Here is a story about the worst treatment I have ever received in a hospital. Two years ago, an emergency room nurse was about to access my chest mediport (a plastic catheter surgically implanted in your chest or arm) to start an IV (due to sclerosed veins, my body cannot sustain traditional IV’s) when I asked the nurse to please maintain the sterility of the procedure. I was concerned because I lost three previous ports due to infection. The nurse’s response, bless her heart, was to ask if I infected myself by injecting heroin in my ports to get high.
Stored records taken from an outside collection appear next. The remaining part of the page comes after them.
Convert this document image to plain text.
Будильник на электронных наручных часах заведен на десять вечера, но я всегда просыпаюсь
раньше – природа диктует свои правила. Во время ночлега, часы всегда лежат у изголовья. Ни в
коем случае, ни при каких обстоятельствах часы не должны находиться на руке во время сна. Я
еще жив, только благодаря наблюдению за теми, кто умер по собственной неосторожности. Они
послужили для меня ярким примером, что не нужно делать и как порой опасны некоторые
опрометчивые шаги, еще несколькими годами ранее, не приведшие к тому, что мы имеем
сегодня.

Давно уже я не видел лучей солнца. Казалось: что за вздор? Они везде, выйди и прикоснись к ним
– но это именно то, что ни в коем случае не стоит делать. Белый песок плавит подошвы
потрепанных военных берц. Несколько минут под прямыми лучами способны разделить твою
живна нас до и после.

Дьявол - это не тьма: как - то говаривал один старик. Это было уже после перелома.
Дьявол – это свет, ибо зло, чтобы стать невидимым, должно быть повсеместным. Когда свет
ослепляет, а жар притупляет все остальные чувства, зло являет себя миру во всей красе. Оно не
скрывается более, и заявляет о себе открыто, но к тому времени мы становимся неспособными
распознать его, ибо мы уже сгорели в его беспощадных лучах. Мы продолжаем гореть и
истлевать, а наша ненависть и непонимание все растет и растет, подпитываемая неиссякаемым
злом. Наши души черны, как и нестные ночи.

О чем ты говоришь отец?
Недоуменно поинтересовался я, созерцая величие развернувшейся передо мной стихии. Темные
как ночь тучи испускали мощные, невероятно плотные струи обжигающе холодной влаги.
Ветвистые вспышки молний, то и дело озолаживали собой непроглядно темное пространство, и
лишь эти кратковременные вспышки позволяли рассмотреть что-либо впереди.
I was offended in a way I never expected, and irony is that nurse colleagues likely infected my ports over the years. The failure to ensure a sterile field during insertion, dressing changes, or needle access was the reason I lost my ports, not some action I took, especially from drug abuse. I do not even drink, so heroin usage was a definite non-starter. To accuse me, after knowing me for 15 minutes, was totally out of bounds. Where did she get the idea I used heroin? What was it about me that said heroin abuser? Was the nurse aware mediport infection is common when improperly accessed and I lost my three ports over a 12-year period. No, she likely knew none of those things, she just eagerly choose “her foot in the mouth” status without little thought before comment.

The Same Ol’ Song

Diagonal View of Piano Keys

Keys in the Song of Life

Sadly, SCA patients have heard these negative comments from doctors and nurses for years. If you browse SCD social media sites, what becomes abundantly clear is the frustration and anger felt toward the medical establishment. The anger is real and justified; the question is how should the community respond to medical staff mistreatment.

Sickle cell patients have complained about extended emergency room delays, accusations of drug seeking behavior, insufficient pain management, hospital rules administered to all but made specifically for sickle cell patients. Even nurses asking “why do you take so much pain medication,” or ”How much pain are you in? You look fine!” So anger within the community is understandable, I myself have felt it, do still feel it. I just think we need to be strategic in how we express it.

Community Obligations 

Group Of connected Hands

Communal Connections

Every SCA warrior must realize the connection and obligation we have to each other. We are a community, and we suffer and prosper as a unit. Entering an ER a warrior faces the collective legacy left by previous sickle cell patients. Nurses have said to me “You’re one of the good ones.” That is not a compliment; it is insulting to the sickle community and me. It makes me think of that old Ice Cube quote from his Death Certificate album “here’s what they think about you!” So knowing hospital staff are judging the SCA community, SCA patients should go out of their way to be good patients. To keep their living area neat, maintain a respectful tone during conflicts and if you have an issue, ask for the charge nurse or a hospital administrator to voice your concerns. You are more likely to get results, and you avoid earning a negative reputation, something useful during future admissions. Yelling and cursing out staff, leaving the hospital against medical advice or other incorrigible behavior hurts you and hurts the collective reputation of us all. It does not matter if the patient had valid reasons to be frustrated

Your Authentic Self

Finally, frustration and anger can exacerbate the intensity of a crisis. Therefore, conflict with staff during hospitalization is counterproductive to your health. We all respond to kindness, it melts the roughest exterior. Being respectful and thoughtful to your caretaker is a good habit for all patients to adopt.

We are not asking sick in pain patients to put on a show to con your caretaker, we are just suggesting you offer your best self, despite the mistreatment you may receive. The doctors and nurses who cross the line are responsible for their own actions. They are answerable for their own behavior, and you yours. All the sickle community can do invoke change is work to erase the stigma that stains the disease.